Excuse the title. It is a personal reminder of a presentation I delivered at a newspaper industry event in 1992. I introduced my topic by sharing that, in my opinion, the phrase newspaper innovation ranked right up there with jumbo shrimp as a classic example of an oxymoron.

My, how things have changed.

Recent articles and e-mails from INMA and other blogs (including those by Geoff Tan here in the Bottom-Line Marketing space) have covered the topic of innovation. A recently released INMA strategic report expounds on the topic, and rightly so.

One of the most compelling, frank, and, well, helpful perspectives on developing a culture of innovation actually doesn’t mention innovation. The Employee Handbook of New Work Habits for a Radically Changing World by Price Pritchett and Ron Pound references change. I recommend it as a short yet insightful perspective for organisations struggling to transition culture and employees to the new paradigm.

One passage in particular should resonate with newspaper leadership and their employees:

“Take no part whatsoever in resistance to change. If the organisation decides to turn on a dime, follow it like a trailer. The organisation cannot wait for employees to go through some slow adjustment process. It can’t afford to gear down while people decide whether or not they’re going to stay/get on board.

Consider this: New hires join up ready and willing to help drive the organisation in new directions. They’re eager to prove themselves and make their mark. You would be the same if you left your present job and signed on with a new outfit.

So why not take this approach right where you are? Now?

Instead of being a drag on change initiatives – one of the resistors who causes delay – develop a reputation as one who pushes the change process along. Make yourself more valuable. Help create a high-velocity operation.”

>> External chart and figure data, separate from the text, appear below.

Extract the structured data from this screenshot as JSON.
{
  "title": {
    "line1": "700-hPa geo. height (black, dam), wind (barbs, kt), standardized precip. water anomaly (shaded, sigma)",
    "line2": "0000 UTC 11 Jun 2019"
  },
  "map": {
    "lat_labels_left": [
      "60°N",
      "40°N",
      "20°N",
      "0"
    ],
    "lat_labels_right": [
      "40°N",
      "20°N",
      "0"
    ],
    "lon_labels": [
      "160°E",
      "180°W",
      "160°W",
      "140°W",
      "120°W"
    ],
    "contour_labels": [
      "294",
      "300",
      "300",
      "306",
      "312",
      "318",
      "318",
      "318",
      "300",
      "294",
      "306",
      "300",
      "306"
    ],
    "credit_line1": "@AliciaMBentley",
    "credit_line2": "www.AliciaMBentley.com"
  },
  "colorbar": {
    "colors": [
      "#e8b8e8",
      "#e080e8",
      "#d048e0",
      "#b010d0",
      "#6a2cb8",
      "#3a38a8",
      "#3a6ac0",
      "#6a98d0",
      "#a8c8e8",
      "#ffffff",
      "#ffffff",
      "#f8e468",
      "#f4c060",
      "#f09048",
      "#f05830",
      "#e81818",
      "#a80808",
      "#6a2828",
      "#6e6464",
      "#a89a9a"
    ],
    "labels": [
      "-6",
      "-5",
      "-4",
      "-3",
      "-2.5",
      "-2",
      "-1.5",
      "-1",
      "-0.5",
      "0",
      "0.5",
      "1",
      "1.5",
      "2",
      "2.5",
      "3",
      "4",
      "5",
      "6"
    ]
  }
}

In reality, innovation and change processes in your organisation may and often do begin with the utilisation of outside expertise (i.e., consultants). But what the passage addresses is that to be truly successful, an organisation must embrace innovation and change internally.

From the top down and from the bottom up, the organisation must embrace constant learning and be capable of identifying and implementing opportunities for constructive change.

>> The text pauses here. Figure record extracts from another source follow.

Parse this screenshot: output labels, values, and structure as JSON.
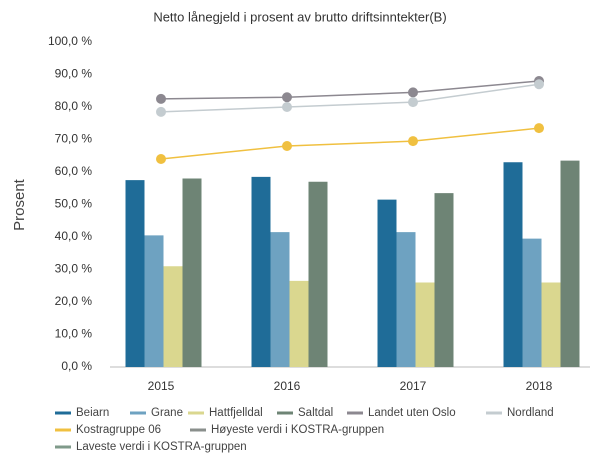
{
  "chart_data": {
    "type": "bar",
    "title": "Netto lånegjeld i prosent av brutto driftsinntekter(B)",
    "y_label": "Prosent",
    "categories": [
      "2015",
      "2016",
      "2017",
      "2018"
    ],
    "ylim": [
      0,
      100
    ],
    "yticks": [
      {
        "value": 0,
        "label": "0,0 %"
      },
      {
        "value": 10,
        "label": "10,0 %"
      },
      {
        "value": 20,
        "label": "20,0 %"
      },
      {
        "value": 30,
        "label": "30,0 %"
      },
      {
        "value": 40,
        "label": "40,0 %"
      },
      {
        "value": 50,
        "label": "50,0 %"
      },
      {
        "value": 60,
        "label": "60,0 %"
      },
      {
        "value": 70,
        "label": "70,0 %"
      },
      {
        "value": 80,
        "label": "80,0 %"
      },
      {
        "value": 90,
        "label": "90,0 %"
      },
      {
        "value": 100,
        "label": "100,0 %"
      }
    ],
    "grid": false,
    "series": [
      {
        "name": "Beiarn",
        "type": "bar",
        "color": "#1f6c98",
        "values": [
          57.5,
          58.5,
          51.5,
          63
        ]
      },
      {
        "name": "Grane",
        "type": "bar",
        "color": "#6ea2c1",
        "values": [
          40.5,
          41.5,
          41.5,
          39.5
        ]
      },
      {
        "name": "Hattfjelldal",
        "type": "bar",
        "color": "#dad78f",
        "values": [
          31,
          26.5,
          26,
          26
        ]
      },
      {
        "name": "Saltdal",
        "type": "bar",
        "color": "#6e8475",
        "values": [
          58,
          57,
          53.5,
          63.5
        ]
      },
      {
        "name": "Landet uten Oslo",
        "type": "line",
        "color": "#8c8890",
        "values": [
          82.5,
          83,
          84.5,
          88
        ]
      },
      {
        "name": "Nordland",
        "type": "line",
        "color": "#c4ccd0",
        "values": [
          78.5,
          80,
          81.5,
          87
        ]
      },
      {
        "name": "Kostragruppe 06",
        "type": "line",
        "color": "#f0c040",
        "values": [
          64,
          68,
          69.5,
          73.5
        ]
      },
      {
        "name": "Høyeste verdi i KOSTRA-gruppen",
        "type": "line",
        "color": "#8a8f8c",
        "values": [
          null,
          null,
          null,
          null
        ]
      },
      {
        "name": "Laveste verdi i KOSTRA-gruppen",
        "type": "line",
        "color": "#7f9a8a",
        "values": [
          null,
          null,
          null,
          null
        ]
      }
    ]
  }
}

I have written about this in two previous blog posts: One about why it is important for organisations to evolve, and another about why companies need to cultivate a culture of learning. Both addressed the need to innovate, adapt, and change. They are worth a read if you missed them so follow the links if you are so inclined.

But I will close this blog with a two further recommendations that bear noting. Both are relatively subtle in nature.

1. Remember that innovation and change require lots of learning to keep all your employees on the same page. Consequently, please banish the word training from your vocabulary. Being “trained” suggests learning by rote and repetition to conform to a routine.

People rarely look forward to and appreciate being trained. And it certainly doesn’t sound innovative! Substitute the phrase professional and personal development, and make an effort to communicate that you are investing in your employees when you invest in their skill sets. You may find they embrace the process with more enthusiasm.

2. Remember that change and innovation increase the potential for risk and mistakes. Einstein was famously quoted as saying he never failed, he just found thousands of ways that didn’t work. You don’t fail until you stop trying.

Well, it helps to fail in a lab rather than the real world. Test your innovations in ways that make risk manageable to avoid catastrophic outcomes.

Just as important, while you need to acknowledge failure and learn from it, focus the attention of your organisation on success. Celebrate individual and organisational successes and achievements. Your employees and clients both prefer to be associated with winners. Be perceived as a winning organisation.

So, you’ve heard from me. How about you? What’s your latest innovation? I’d like to hear from you.